Unless it leads to a revoke, a lie counts for nothing with a police-agent, so he answered at once, "Sent to my bureau from the office, in consequence of an informality in the post-mark."

"You have read it?" pursued the Princess, still calm and unmoved.

"On my honour, no!" answered he, with his hand on his heart, and a low bow.

She would have made the better spy of the two, for she could read even his impassible face, and she knew as well as he did himself that he had, so she quietly returned him the letter, of which she judged, and rightly, that he had kept a copy; and laying her gloved hand on his sleeve, observed, with an air of bewitching candour--"After that affair at Comorn, you and I can have no secrets from each other, Monsieur. Tell me frankly what it is that your employers require, and the price they are willing to pay for my co-operation."

She could not resist the temptation of trying her powers, even on Monsieur Stein; and he, although a police-agent, was obliged to succumb to that low, sweet voice, and the pleading glance by which it was accompanied. A little less calmly than was his wont, and with almost a flush upon his brow, he began--

"You are still desirous of that appointment we spoke of yesterday for the Prince?"

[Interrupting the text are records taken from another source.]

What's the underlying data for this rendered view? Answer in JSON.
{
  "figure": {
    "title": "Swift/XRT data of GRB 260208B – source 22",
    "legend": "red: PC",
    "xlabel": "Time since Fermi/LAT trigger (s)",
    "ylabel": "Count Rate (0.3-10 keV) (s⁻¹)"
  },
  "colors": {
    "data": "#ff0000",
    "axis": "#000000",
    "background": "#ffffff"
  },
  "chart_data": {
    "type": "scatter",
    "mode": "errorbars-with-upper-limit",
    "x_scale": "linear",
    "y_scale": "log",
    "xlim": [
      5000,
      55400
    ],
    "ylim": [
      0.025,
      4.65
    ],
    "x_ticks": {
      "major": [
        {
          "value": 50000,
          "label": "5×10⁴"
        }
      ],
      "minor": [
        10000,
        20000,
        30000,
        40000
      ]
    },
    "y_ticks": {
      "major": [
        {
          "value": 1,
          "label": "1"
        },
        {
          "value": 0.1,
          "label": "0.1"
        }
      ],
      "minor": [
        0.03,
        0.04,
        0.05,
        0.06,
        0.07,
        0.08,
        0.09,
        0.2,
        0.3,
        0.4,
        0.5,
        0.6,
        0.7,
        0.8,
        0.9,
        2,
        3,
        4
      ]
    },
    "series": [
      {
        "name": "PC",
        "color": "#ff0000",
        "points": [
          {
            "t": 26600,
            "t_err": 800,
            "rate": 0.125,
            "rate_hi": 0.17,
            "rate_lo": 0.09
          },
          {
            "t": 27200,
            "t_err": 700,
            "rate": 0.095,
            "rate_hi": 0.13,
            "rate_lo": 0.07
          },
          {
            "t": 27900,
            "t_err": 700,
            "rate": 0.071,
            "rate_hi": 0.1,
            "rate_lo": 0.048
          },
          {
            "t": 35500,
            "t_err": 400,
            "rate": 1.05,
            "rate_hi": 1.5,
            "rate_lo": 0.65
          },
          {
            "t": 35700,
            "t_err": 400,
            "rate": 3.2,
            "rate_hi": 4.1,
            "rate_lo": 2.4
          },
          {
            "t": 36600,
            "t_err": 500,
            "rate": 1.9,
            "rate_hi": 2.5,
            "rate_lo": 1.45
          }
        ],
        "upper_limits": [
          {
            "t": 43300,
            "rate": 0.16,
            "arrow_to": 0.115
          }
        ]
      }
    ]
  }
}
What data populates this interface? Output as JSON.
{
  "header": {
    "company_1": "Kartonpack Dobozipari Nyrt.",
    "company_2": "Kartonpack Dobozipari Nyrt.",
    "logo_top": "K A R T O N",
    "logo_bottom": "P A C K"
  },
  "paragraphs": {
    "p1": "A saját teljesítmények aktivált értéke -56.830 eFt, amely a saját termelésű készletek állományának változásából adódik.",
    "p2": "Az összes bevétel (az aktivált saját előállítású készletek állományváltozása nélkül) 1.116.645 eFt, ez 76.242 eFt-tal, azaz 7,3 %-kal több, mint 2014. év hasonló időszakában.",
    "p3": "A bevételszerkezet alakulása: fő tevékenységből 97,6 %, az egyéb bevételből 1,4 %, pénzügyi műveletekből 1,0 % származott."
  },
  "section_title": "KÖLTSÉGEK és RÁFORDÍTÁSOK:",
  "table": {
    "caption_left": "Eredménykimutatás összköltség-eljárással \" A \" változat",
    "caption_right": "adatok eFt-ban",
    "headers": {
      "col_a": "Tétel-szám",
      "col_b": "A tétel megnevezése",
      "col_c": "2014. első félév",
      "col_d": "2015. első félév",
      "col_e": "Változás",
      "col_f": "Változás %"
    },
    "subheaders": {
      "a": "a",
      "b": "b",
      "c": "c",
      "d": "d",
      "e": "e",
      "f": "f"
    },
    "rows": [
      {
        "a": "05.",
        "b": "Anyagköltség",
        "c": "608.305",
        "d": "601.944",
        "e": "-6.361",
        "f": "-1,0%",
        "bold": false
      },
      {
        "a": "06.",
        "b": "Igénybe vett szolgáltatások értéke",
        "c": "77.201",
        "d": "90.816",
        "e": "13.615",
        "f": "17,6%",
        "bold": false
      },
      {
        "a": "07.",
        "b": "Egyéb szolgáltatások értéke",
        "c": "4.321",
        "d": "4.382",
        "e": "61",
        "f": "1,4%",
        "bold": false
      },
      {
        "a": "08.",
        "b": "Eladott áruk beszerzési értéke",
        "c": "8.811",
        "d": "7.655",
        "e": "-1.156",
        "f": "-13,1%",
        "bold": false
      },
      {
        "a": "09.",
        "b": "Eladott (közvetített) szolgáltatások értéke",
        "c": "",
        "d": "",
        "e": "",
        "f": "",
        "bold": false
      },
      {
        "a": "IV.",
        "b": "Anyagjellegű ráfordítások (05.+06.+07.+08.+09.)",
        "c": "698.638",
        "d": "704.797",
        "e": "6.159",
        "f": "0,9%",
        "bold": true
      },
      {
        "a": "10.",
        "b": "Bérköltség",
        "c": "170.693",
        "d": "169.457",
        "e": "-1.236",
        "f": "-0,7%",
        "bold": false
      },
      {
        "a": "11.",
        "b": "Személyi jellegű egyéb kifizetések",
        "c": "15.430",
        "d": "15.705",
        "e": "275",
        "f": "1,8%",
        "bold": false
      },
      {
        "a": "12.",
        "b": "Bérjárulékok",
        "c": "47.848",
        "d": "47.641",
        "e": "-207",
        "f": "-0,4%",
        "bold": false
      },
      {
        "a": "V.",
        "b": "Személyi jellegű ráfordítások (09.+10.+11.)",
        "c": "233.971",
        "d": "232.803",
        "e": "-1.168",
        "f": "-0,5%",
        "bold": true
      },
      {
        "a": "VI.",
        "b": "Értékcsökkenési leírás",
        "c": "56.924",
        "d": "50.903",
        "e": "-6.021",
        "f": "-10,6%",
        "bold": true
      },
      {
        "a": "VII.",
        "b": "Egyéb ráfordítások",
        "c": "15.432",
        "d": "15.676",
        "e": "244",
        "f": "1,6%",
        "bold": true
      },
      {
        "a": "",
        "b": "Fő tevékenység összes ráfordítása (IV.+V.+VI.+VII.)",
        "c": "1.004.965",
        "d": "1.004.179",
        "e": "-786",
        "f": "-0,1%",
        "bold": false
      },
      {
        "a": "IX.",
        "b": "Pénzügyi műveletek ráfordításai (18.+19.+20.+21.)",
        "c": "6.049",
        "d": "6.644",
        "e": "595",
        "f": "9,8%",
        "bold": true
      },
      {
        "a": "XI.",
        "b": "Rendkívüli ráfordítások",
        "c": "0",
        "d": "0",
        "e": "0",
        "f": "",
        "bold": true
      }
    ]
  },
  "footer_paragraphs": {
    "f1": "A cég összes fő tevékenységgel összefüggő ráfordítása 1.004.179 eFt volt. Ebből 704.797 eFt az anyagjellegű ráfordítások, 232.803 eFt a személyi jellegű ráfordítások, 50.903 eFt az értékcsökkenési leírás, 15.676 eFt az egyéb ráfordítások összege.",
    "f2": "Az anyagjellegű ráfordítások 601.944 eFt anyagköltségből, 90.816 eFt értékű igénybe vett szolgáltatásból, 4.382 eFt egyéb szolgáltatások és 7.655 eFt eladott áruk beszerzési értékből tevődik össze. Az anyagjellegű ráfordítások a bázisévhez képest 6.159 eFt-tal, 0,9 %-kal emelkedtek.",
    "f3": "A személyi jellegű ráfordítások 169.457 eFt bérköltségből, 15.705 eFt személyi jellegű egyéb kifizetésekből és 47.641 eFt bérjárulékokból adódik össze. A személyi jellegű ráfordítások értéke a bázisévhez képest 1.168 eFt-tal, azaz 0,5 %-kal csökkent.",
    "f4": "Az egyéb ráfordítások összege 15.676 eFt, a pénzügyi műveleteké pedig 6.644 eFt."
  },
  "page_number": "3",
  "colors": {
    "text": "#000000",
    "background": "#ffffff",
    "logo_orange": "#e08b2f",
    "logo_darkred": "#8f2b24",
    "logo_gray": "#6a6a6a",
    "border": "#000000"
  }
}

"Ma foi, I am," she answered, with a merry smile; "without it we shall be ruined, for we are indeed overwhelmed with debt."

"You also wish for the earliest intelligence possessed by the Government as to the issues of peace and war?"

"Of course I do, my dear Monsieur Stein; how else can I speculate to advantage?"

"And you would have the attainder taken off your cousin's estates in the Banat in your favour?"